Richard Lyons’s work is a profound examination of the phenomenon of war. It is also a proposal that men should not despair in the struggle over their “lesser selves.”
Review: But By the Chance of War by Richard C. Lyons
Reviewed by Michelle Robertson for Readers’ Favorite
But By The Chance of War by Richard C. Lyons is a poetic novel written in theatrical form, introducing readers to the concepts of poetic writing, war, and human nature. But By The Chance Of War consists of four chapters written as pieces in a play, each
presenting a different era of war. This introduces readers to the impulses human nature brings when conflicted with the experiences of war or just the mere thought of it. Each chapter or play piece provides references such as a map, details on the location, and who is going to be present and, of course, an overview of the scene for readers to vividly create their own scenery.

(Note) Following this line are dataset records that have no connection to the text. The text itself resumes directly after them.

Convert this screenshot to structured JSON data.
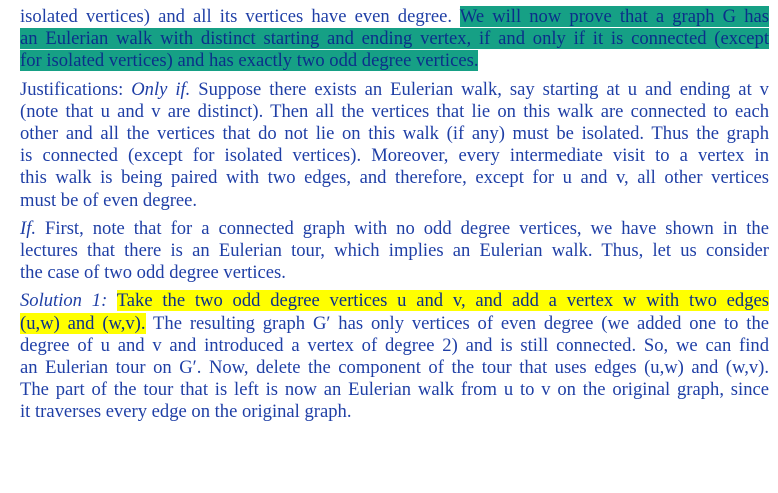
{
  "p1": {
    "l1_a": "isolated vertices) and all its vertices have even degree. ",
    "l1_b": "We will now prove that a graph G has",
    "l2": "an Eulerian walk with distinct starting and ending vertex, if and only if it is connected (except",
    "l3": "for isolated vertices) and has exactly two odd degree vertices."
  },
  "p2": {
    "l1_a": "Justifications: ",
    "l1_b": "Only if.",
    "l1_c": " Suppose there exists an Eulerian walk, say starting at u and ending at v",
    "l2": "(note that u and v are distinct). Then all the vertices that lie on this walk are connected to each",
    "l3": "other and all the vertices that do not lie on this walk (if any) must be isolated. Thus the graph",
    "l4": "is connected (except for isolated vertices). Moreover, every intermediate visit to a vertex in",
    "l5": "this walk is being paired with two edges, and therefore, except for u and v, all other vertices",
    "l6": "must be of even degree."
  },
  "p3": {
    "l1_a": "If.",
    "l1_b": " First, note that for a connected graph with no odd degree vertices, we have shown in the",
    "l2": "lectures that there is an Eulerian tour, which implies an Eulerian walk. Thus, let us consider",
    "l3": "the case of two odd degree vertices."
  },
  "p4": {
    "l1_a": "Solution 1:",
    "l1_b": "Take the two odd degree vertices u and v, and add a vertex w with two edges",
    "l2_a": "(u,w) and (w,v).",
    "l2_b": " The resulting graph G′ has only vertices of even degree (we added one to the",
    "l3": "degree of u and v and introduced a vertex of degree 2) and is still connected. So, we can find",
    "l4": "an Eulerian tour on G′. Now, delete the component of the tour that uses edges (u,w) and (w,v).",
    "l5": "The part of the tour that is left is now an Eulerian walk from u to v on the original graph, since",
    "l6": "it traverses every edge on the original graph."
  },
  "colors": {
    "text": "#1f3fa6",
    "highlight_teal": "#16a085",
    "highlight_yellow": "#ffff00"
  }
}
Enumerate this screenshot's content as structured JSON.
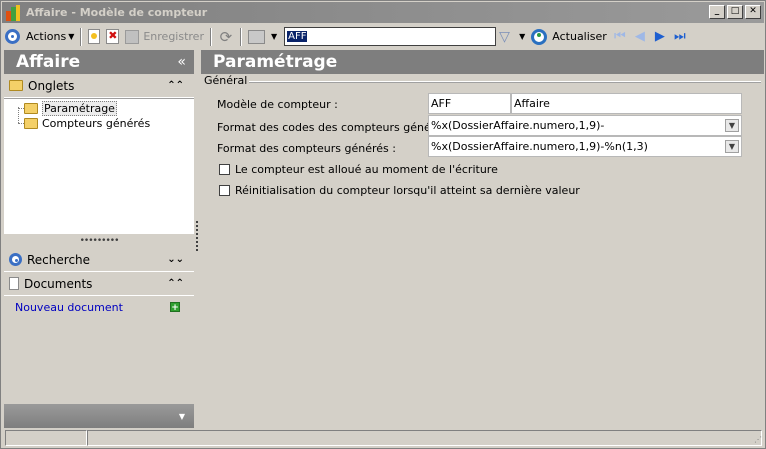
{
  "window": {
    "title": "Affaire - Modèle de compteur",
    "minimize_label": "_",
    "maximize_label": "□",
    "close_label": "✕"
  },
  "toolbar": {
    "actions_label": "Actions",
    "save_label": "Enregistrer",
    "search_value": "AFF",
    "refresh_label": "Actualiser"
  },
  "left_pane": {
    "header": "Affaire",
    "collapse_glyph": "«",
    "onglets_label": "Onglets",
    "tree_items": [
      {
        "label": "Paramétrage"
      },
      {
        "label": "Compteurs générés"
      }
    ],
    "recherche_label": "Recherche",
    "documents_label": "Documents",
    "new_document_label": "Nouveau document"
  },
  "main": {
    "title": "Paramétrage",
    "group_title": "Général",
    "fields": {
      "modele_label": "Modèle de compteur :",
      "modele_code": "AFF",
      "modele_name": "Affaire",
      "format_codes_label": "Format des codes des compteurs générés :",
      "format_codes_value": "%x(DossierAffaire.numero,1,9)-",
      "format_compteurs_label": "Format des compteurs générés :",
      "format_compteurs_value": "%x(DossierAffaire.numero,1,9)-%n(1,3)"
    },
    "checkboxes": [
      {
        "label": "Le compteur est alloué au moment de l'écriture",
        "checked": false
      },
      {
        "label": "Réinitialisation du compteur lorsqu'il atteint sa dernière valeur",
        "checked": false
      }
    ]
  },
  "icons": [
    "app-icon",
    "actions-icon",
    "new-icon",
    "delete-icon",
    "save-icon",
    "sync-icon",
    "print-icon",
    "filter-icon",
    "refresh-icon",
    "first-icon",
    "prev-icon",
    "next-icon",
    "last-icon",
    "folder-icon",
    "search-circle-icon",
    "document-icon",
    "plus-icon"
  ]
}
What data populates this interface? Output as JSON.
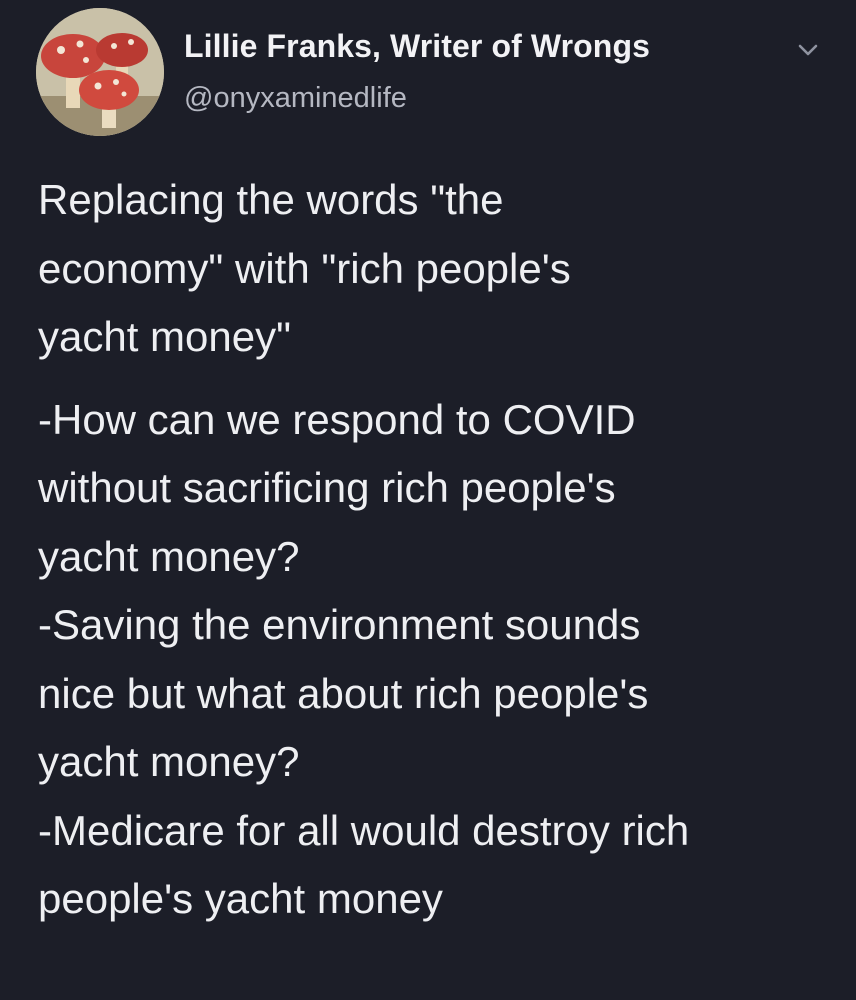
{
  "tweet": {
    "author": {
      "display_name": "Lillie Franks, Writer of Wrongs",
      "handle": "@onyxaminedlife",
      "avatar_icon": "mushroom-avatar"
    },
    "menu_icon": "chevron-down-icon",
    "text_lines": [
      "Replacing the words \"the",
      "economy\" with \"rich people's",
      "yacht money\"",
      "-How can we respond to COVID",
      "without sacrificing rich people's",
      "yacht money?",
      "-Saving the environment sounds",
      "nice but what about rich people's",
      "yacht money?",
      "-Medicare for all would destroy rich",
      "people's yacht money"
    ]
  },
  "colors": {
    "background": "#1c1e28",
    "text": "#eeeff2",
    "secondary_text": "#b5b8c2"
  }
}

The first piece begins in the year of 515 C.E. when two armies fight in India. The second piece begins in 1759 at Fort Niagara involving the French and English armies. The third piece begins in 1918 France, during World War 1 but features soldiers of many countries such as Germany, Ireland, South Africa, and Australia. The fourth piece begins in present day Jerusalem when the United States and Israel together face a nuclear blast.
But By The Chance Of War is a book that will cause readers to reflect upon emotions and expectations of how they ultimately see the world. The author offers a in-depth look into human nature and its connection to and hunger for war over time. The book is over 480 pages long, thus making it a read that cannot be rushed or skimmed due to its size and also its uniquely written style. A reader that is not interested in the theater or not familiar with poetry perhaps will not find this book for them. Readers who have studied or are interested in military history, psychology, and theatrical poetry will enjoy But By The Chance Of War immensely. Bravo, Richard C. Lyons.